Segundo a chefe do setor psiquiatria da Santa Casa do Rio, doutora Fátima Vasconcellos, estas situações devem ser encaradas como um problema da família. “Não é como cobrança, mas como compartilhamento. É necessário que as pessoas conversem”. Ela destacou que o cuidador precisa se preservar, procurar relaxar e ter um espaço para descansar. “Isso é fundamental, para que ele possa continuar cuidando”.

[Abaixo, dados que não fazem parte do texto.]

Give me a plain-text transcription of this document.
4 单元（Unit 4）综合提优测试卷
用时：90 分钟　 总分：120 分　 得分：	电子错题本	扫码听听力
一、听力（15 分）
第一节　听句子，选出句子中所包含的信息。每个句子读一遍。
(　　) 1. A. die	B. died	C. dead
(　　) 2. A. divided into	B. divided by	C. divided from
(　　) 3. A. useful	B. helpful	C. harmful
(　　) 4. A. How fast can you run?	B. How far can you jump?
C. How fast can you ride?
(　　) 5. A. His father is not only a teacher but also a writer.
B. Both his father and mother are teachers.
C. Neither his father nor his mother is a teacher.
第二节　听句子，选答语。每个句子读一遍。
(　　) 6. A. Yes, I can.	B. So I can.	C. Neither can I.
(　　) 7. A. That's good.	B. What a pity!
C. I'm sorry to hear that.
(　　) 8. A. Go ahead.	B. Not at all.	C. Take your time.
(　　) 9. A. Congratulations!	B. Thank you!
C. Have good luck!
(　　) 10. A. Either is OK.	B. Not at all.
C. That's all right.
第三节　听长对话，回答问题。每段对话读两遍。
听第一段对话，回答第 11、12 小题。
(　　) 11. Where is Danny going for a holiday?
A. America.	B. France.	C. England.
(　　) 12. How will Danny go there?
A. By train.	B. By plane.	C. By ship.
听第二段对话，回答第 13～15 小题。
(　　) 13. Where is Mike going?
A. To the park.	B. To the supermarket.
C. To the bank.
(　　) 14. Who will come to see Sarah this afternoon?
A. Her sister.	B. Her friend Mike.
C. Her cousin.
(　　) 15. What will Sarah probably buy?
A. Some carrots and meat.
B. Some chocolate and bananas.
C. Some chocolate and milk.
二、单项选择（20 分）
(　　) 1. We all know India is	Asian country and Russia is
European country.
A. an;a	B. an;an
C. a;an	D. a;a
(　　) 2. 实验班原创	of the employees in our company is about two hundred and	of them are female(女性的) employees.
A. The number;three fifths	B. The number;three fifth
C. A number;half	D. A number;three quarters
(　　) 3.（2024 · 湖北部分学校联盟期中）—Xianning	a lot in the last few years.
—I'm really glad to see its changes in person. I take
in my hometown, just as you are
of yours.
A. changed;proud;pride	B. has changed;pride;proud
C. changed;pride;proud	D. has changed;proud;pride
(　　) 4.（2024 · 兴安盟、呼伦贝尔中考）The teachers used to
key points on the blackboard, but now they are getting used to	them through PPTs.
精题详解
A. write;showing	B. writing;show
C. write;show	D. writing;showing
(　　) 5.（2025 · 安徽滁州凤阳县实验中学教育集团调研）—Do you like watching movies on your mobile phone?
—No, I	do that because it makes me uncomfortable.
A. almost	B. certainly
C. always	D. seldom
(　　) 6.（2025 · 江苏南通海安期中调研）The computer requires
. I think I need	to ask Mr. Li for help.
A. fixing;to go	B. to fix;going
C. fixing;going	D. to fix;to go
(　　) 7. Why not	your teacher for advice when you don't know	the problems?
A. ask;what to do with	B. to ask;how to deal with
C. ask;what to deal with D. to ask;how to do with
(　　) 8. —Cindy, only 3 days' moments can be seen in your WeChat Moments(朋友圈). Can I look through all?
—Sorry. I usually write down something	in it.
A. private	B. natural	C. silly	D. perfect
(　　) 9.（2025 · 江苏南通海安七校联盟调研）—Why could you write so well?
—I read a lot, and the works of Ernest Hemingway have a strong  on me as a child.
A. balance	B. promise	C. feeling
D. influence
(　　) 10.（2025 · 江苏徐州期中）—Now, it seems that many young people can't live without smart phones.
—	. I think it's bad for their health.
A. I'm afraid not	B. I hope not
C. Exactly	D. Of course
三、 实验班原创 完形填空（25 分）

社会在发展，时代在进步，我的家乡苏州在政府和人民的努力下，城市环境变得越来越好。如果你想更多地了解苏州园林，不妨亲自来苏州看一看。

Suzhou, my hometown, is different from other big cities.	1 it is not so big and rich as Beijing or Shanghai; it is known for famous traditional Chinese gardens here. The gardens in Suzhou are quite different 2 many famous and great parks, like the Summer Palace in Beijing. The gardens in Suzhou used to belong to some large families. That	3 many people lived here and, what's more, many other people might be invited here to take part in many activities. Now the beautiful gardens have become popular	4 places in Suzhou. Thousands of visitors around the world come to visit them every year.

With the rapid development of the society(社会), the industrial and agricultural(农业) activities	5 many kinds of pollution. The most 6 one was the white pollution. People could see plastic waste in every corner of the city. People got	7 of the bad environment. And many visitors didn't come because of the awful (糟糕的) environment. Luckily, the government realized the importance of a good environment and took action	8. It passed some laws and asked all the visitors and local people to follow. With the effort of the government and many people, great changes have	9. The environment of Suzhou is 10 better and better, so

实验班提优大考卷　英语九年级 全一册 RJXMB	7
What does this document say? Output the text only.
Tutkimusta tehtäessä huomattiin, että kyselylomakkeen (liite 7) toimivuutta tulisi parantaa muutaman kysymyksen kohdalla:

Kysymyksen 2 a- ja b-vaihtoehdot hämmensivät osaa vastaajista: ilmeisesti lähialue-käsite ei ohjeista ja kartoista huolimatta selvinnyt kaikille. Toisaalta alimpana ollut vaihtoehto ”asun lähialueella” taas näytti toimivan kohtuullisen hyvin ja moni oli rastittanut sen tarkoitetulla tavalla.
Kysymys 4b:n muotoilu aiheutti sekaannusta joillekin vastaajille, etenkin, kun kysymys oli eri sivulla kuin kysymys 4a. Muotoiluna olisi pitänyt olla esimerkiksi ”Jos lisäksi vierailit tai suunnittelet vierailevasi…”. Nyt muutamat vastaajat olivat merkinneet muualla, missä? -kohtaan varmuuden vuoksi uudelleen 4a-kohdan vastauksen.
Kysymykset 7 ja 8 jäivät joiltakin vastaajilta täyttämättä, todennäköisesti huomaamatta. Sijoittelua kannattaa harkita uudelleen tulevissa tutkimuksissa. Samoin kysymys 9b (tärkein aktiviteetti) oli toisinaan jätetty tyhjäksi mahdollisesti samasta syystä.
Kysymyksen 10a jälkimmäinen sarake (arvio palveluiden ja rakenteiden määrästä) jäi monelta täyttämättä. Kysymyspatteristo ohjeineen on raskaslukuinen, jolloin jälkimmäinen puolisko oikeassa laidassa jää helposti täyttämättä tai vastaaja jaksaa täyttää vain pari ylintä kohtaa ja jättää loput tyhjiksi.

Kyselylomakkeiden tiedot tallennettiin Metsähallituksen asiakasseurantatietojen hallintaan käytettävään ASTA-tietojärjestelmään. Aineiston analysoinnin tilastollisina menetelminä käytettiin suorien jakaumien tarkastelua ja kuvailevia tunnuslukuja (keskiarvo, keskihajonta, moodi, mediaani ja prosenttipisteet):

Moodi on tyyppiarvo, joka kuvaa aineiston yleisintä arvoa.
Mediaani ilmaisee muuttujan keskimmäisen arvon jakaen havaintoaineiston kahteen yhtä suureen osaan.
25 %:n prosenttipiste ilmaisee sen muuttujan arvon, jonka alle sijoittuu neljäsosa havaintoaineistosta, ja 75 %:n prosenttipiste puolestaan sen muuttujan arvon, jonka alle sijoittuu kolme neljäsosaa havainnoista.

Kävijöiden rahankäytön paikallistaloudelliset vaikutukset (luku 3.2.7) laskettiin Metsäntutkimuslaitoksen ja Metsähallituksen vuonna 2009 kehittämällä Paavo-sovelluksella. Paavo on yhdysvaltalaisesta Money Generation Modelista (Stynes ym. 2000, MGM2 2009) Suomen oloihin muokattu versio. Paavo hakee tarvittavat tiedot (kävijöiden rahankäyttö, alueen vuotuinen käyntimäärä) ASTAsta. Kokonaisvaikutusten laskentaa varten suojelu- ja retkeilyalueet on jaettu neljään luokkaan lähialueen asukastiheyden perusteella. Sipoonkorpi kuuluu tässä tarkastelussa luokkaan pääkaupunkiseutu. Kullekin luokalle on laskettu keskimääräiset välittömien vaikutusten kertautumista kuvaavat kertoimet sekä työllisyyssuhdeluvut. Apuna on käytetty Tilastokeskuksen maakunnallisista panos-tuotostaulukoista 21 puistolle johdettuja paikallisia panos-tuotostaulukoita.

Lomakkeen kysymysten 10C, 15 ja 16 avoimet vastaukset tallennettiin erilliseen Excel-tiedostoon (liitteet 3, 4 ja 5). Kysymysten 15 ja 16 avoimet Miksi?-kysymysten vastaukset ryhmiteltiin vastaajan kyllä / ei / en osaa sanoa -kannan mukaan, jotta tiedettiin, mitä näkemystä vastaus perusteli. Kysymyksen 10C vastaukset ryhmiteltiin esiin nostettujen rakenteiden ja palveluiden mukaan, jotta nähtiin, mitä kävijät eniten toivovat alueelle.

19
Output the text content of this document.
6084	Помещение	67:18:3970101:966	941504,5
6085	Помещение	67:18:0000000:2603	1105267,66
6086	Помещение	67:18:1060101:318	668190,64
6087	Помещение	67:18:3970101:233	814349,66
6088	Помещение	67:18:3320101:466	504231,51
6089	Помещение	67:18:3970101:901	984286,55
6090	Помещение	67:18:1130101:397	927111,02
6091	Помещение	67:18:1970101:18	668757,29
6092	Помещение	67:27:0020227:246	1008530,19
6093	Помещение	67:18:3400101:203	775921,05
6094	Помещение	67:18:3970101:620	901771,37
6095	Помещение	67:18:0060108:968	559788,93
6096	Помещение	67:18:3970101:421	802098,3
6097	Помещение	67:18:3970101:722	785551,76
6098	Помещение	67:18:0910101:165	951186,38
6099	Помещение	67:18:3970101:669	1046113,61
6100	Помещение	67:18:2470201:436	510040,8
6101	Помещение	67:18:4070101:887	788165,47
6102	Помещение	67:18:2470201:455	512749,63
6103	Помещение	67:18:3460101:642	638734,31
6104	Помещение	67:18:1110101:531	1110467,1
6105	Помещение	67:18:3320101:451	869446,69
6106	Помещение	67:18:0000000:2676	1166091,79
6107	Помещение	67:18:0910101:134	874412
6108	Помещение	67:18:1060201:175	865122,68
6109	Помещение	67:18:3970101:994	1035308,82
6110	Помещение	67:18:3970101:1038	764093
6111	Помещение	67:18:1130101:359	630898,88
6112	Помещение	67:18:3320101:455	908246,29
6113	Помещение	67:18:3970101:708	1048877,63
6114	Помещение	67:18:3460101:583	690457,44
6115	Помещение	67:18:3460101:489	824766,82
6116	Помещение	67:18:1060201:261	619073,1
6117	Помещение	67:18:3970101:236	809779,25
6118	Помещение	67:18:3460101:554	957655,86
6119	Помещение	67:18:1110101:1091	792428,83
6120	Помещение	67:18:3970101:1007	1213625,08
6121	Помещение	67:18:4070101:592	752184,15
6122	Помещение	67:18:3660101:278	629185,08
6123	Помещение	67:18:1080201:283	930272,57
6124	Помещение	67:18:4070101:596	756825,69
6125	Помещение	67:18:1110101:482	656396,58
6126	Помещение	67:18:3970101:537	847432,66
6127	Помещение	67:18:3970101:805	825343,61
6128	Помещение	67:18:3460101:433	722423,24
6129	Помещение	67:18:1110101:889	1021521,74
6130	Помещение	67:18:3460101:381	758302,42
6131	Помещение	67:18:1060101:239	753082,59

Fátima Vasconcellos disse ainda que é preciso haver uma compreensão dos familiares de que os cuidadores são humanos. “É comum o cuidador ter sentimento de raiva, de impotência, de depressão e de exaustão”.

Para a psiquiatra do Hospital das Clínicas/SP, Dorli Kamkhagi, os limites são muito importantes. “Muitas vezes por culpa ou por ansiedade, a pessoa que cuida acha que tem que fazer tudo e não consegue, chegando a adoecer e até a morrer”. Dorli ressaltou que é preciso um trabalho psicológico e emocional. “Uma pessoa só não dá conta”, completou.